Database integration - Githubissues

redshiftzero commented 8 years ago

Right now we're generating a lot of data that gets stored across many small files. This data situation is quickly going to become a mess, so we should get more organized by having our data collection code - the sorter/crawler - automatically upload its measurements into the relevant tables in a database each time it runs. Given the amount of data we have, PostgreSQL should suffice. I propose we have a separate schema raw that will store the raw training examples. Features derived from these raw measurements can be stored in a separate schema features, and results from our classifier experiments should be uploaded into another schema ml. Here's a proposed initial design for this first schema raw for the measurement task we are focused on currently, collecting data from HS frontpages:

entity

The table frontpage_examples contains a row for every measurement of a given HS that we take with primary key exampleid. It links to the crawlers table with primary key crawlerid which describes information about the measurement conditions.
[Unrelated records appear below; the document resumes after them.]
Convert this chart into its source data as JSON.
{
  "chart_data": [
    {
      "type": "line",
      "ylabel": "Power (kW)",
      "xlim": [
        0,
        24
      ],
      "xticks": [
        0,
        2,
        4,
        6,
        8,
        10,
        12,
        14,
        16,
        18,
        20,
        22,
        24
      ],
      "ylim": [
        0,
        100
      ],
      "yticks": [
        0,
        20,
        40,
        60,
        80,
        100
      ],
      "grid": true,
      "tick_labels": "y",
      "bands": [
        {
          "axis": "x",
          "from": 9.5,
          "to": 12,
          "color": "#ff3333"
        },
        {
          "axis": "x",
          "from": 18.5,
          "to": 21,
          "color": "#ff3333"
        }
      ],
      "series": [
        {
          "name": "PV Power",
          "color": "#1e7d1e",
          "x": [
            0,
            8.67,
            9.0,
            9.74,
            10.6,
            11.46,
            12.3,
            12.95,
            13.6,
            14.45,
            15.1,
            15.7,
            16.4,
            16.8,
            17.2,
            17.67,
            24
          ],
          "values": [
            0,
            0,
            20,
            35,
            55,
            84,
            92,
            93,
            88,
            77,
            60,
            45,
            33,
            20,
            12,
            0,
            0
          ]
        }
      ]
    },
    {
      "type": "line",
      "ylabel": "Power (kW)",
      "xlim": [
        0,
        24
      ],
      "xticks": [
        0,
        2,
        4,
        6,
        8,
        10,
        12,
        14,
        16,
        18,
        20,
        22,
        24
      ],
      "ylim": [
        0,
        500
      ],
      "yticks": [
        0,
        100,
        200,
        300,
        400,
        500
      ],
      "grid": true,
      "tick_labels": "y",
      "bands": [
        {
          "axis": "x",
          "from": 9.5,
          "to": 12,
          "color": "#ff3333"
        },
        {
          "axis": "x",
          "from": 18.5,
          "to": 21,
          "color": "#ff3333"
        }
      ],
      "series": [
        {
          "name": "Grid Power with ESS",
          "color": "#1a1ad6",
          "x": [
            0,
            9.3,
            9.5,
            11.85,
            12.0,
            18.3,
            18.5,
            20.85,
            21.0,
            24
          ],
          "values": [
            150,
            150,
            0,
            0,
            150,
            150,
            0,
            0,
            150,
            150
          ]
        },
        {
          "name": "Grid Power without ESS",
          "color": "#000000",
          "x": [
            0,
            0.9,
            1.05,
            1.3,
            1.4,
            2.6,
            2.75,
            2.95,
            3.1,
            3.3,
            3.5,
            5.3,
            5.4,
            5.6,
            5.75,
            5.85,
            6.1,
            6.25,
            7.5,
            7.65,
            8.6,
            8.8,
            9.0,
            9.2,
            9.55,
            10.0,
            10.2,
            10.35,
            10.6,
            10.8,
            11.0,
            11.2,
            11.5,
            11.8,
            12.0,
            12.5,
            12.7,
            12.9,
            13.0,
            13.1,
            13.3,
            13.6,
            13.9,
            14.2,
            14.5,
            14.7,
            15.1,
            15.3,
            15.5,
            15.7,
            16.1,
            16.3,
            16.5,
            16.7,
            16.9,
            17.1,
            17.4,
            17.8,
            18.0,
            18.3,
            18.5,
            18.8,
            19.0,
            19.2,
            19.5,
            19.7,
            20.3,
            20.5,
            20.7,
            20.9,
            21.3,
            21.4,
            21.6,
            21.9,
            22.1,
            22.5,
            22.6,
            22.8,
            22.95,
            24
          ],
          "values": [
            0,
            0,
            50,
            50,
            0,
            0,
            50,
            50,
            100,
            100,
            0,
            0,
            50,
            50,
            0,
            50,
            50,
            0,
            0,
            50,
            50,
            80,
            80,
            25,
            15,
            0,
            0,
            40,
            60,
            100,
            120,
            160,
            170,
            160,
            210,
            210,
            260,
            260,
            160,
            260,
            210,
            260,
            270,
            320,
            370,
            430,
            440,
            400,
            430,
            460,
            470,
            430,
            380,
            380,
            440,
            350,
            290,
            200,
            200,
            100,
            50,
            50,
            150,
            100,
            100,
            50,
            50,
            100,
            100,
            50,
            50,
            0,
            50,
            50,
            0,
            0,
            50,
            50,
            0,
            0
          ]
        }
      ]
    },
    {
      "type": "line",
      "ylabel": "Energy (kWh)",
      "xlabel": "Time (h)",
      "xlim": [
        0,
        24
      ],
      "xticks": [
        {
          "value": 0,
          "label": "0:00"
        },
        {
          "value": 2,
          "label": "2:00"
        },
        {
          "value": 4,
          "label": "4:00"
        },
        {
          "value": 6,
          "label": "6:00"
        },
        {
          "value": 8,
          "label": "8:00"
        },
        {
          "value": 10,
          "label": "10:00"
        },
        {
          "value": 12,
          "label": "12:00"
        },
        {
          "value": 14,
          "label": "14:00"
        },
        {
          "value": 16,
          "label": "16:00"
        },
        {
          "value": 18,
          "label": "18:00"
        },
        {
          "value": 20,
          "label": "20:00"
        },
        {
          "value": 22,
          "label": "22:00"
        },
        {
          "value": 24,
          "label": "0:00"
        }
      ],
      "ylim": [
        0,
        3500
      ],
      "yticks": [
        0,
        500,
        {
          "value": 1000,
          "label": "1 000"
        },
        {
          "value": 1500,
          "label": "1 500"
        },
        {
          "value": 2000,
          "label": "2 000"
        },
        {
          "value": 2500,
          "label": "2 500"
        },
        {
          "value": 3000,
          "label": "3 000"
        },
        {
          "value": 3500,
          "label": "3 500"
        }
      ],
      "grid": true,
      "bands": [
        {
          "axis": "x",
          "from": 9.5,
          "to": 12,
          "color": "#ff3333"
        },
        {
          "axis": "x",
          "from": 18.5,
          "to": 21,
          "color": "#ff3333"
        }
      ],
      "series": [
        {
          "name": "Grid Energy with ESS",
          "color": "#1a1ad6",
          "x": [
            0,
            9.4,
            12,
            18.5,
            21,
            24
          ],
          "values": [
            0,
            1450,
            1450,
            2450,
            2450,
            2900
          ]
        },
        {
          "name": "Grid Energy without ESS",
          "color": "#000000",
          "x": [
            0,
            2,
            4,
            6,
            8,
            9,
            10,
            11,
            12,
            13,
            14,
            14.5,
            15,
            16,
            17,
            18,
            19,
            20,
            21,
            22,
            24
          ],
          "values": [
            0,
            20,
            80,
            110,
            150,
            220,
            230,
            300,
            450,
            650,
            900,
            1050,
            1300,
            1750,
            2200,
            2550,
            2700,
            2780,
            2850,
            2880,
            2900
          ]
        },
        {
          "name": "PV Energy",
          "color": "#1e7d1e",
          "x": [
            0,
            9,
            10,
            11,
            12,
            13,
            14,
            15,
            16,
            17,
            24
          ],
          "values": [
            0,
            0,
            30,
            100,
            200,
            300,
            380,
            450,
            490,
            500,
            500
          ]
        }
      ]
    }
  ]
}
The raw cell traces will be inserted into frontpage_traces and link back to frontpage_examples via exampleid. This structure enables us to very quickly select train/test sets in SQL with a couple of simple joins based on attributes we might be interested in: timestamp, url, crawler AS, sd_version, and so on.

psivesely commented 8 years ago

I think that some of this may be overcomplicated for what we're trying to achieve and does not follow https://blog.torproject.org/blog/ethical-tor-research-guidelines. Here's what the plan been so far (certainly up for discussion):

Collect traces (time, direction pairs) from every onion service website we can find and reach
Collect a bunch of traces from each up-to-date SD (our monitored class) and collect a dozen or so traces from every hidden services that is certainly not SD (our non-monitored class). All that needs to be known is which class a trace belongs to, the URL and all other info should never be saved.
Get a baseline for classifier accuracy
Implement various defenses for SD on VPSs we spin up
Collect data on these new defenses
Evaluate which are most effective

This process has been kept simple, not just to streamline it, but because I don't believe we need or should be collecting data such as (following through your arrows): cellid, circuit, stream, command, length (length is determined by command anyway because of padding, so is redundant); hs_url; or ip.
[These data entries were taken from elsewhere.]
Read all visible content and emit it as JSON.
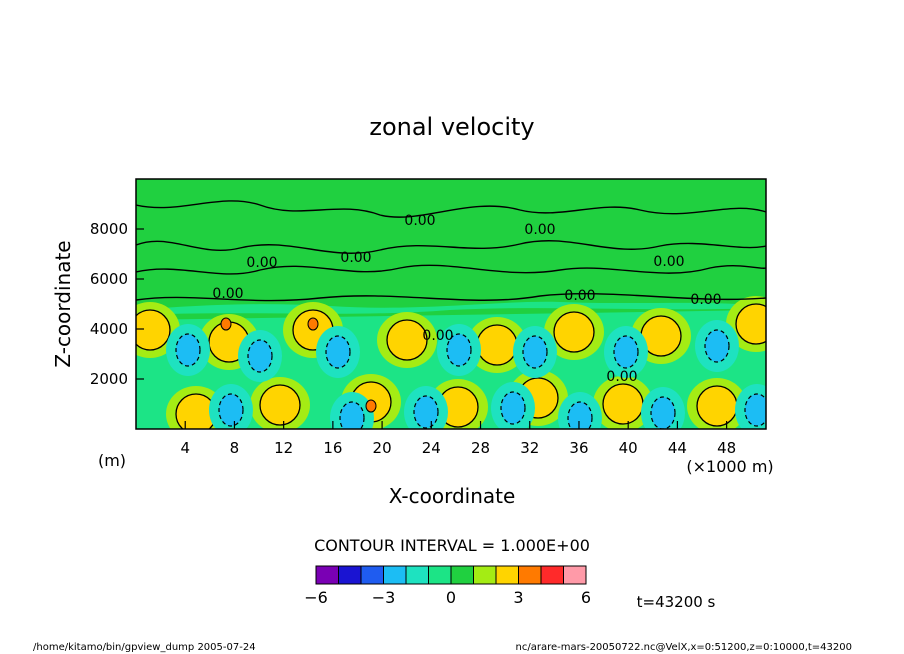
{
  "chart_data": {
    "type": "heatmap",
    "title": "zonal velocity",
    "xlabel": "X-coordinate",
    "ylabel": "Z-coordinate",
    "x_unit_left": "(m)",
    "x_unit_right": "(×1000 m)",
    "xlim": [
      0,
      51.2
    ],
    "ylim": [
      0,
      10000
    ],
    "x_ticks": [
      4,
      8,
      12,
      16,
      20,
      24,
      28,
      32,
      36,
      40,
      44,
      48
    ],
    "y_ticks": [
      2000,
      4000,
      6000,
      8000
    ],
    "contour_labels": [
      "0.00",
      "0.00",
      "0.00",
      "0.00",
      "0.00",
      "0.00",
      "0.00",
      "0.00",
      "0.00",
      "0.00"
    ],
    "contour_interval_text": "CONTOUR INTERVAL = 1.000E+00",
    "colorbar": {
      "colors": [
        "#7a00b4",
        "#1a14d2",
        "#1f5cf0",
        "#1cbdf4",
        "#1ee2c0",
        "#1ce486",
        "#20d040",
        "#a4ec14",
        "#ffd400",
        "#ff7a00",
        "#ff2a2a",
        "#ff9aa8"
      ],
      "tick_labels": [
        "−6",
        "−3",
        "0",
        "3",
        "6"
      ],
      "tick_values": [
        -6,
        -3,
        0,
        3,
        6
      ]
    },
    "time_label": "t=43200 s"
  },
  "footer": {
    "left": "/home/kitamo/bin/gpview_dump  2005-07-24",
    "right": "nc/arare-mars-20050722.nc@VelX,x=0:51200,z=0:10000,t=43200"
  }
}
That said, I'm not totally against the idea of using a database to keep track of this stuff. In fact, I definitely see how this could be really useful, especially in a larger or more complicated project. I just don't want to overcomplicate the project and I barely know the first thing about databases myself. So you'd have to be in charge of implementing this (I know @conorsch mentioned he would be willing to help). Maybe you can come up with a revised designed, or we could discuss this in more detail via a call sometime this week?
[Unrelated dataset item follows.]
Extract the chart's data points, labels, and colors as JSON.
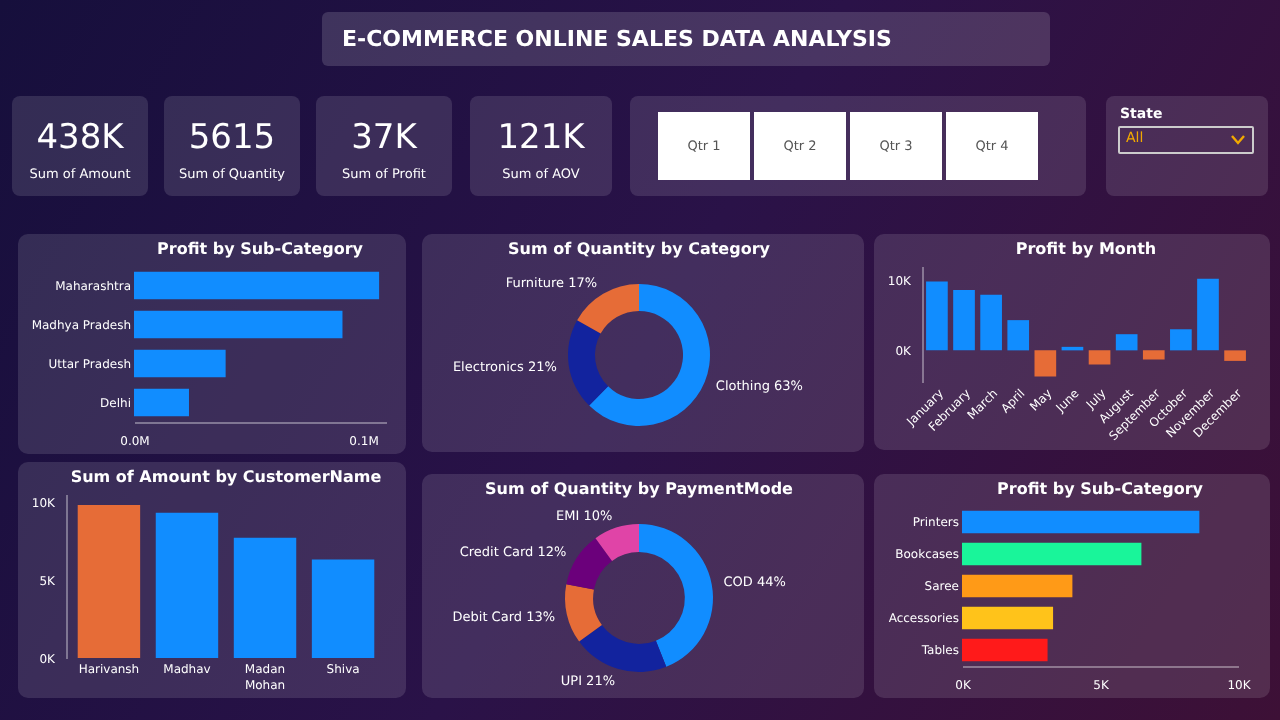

redshiftzero commented 8 years ago

My understanding of the ethical guidelines are that one should not run a HSDir and harvest and republish onion addresses - which we of course we won't do - but that republishing say, an onion address found on a public listing like ahmia.fi would be considered ethical. With this in mind, we're restricting our project to only onion addresses found on public websites, taking measurements from our own traffic connecting to these addresses, and then saving these measurements into a database. Even if we were to release all the data I think it would be consistent with the ethical guidelines - let me know if there's something I'm missing here.

In fact, all the various fields in the frontpage_* tables (with the exception of the keys cellid, exampleid which are just there to ensure that each record in the table is unique) are already being saved by the data collection codes - including hs_url - they're just saved in a bunch of pickle and text files. I'm just advocating to organize this data into a database. However, if you think that some of these fields are definitely of no use then I'm happy to drop the field. Also I'm down to be in charge of implementing this, but let's discuss this further on a call :+1:

psivesely commented 8 years ago

My last post was a little hastily written as I was running late when writing it and wanted to send it out then. I'll try to maybe be a little more clear now just to so you have a better sense for the meeting tomorrow, where we can go over this all in more detail and work out a solid plan.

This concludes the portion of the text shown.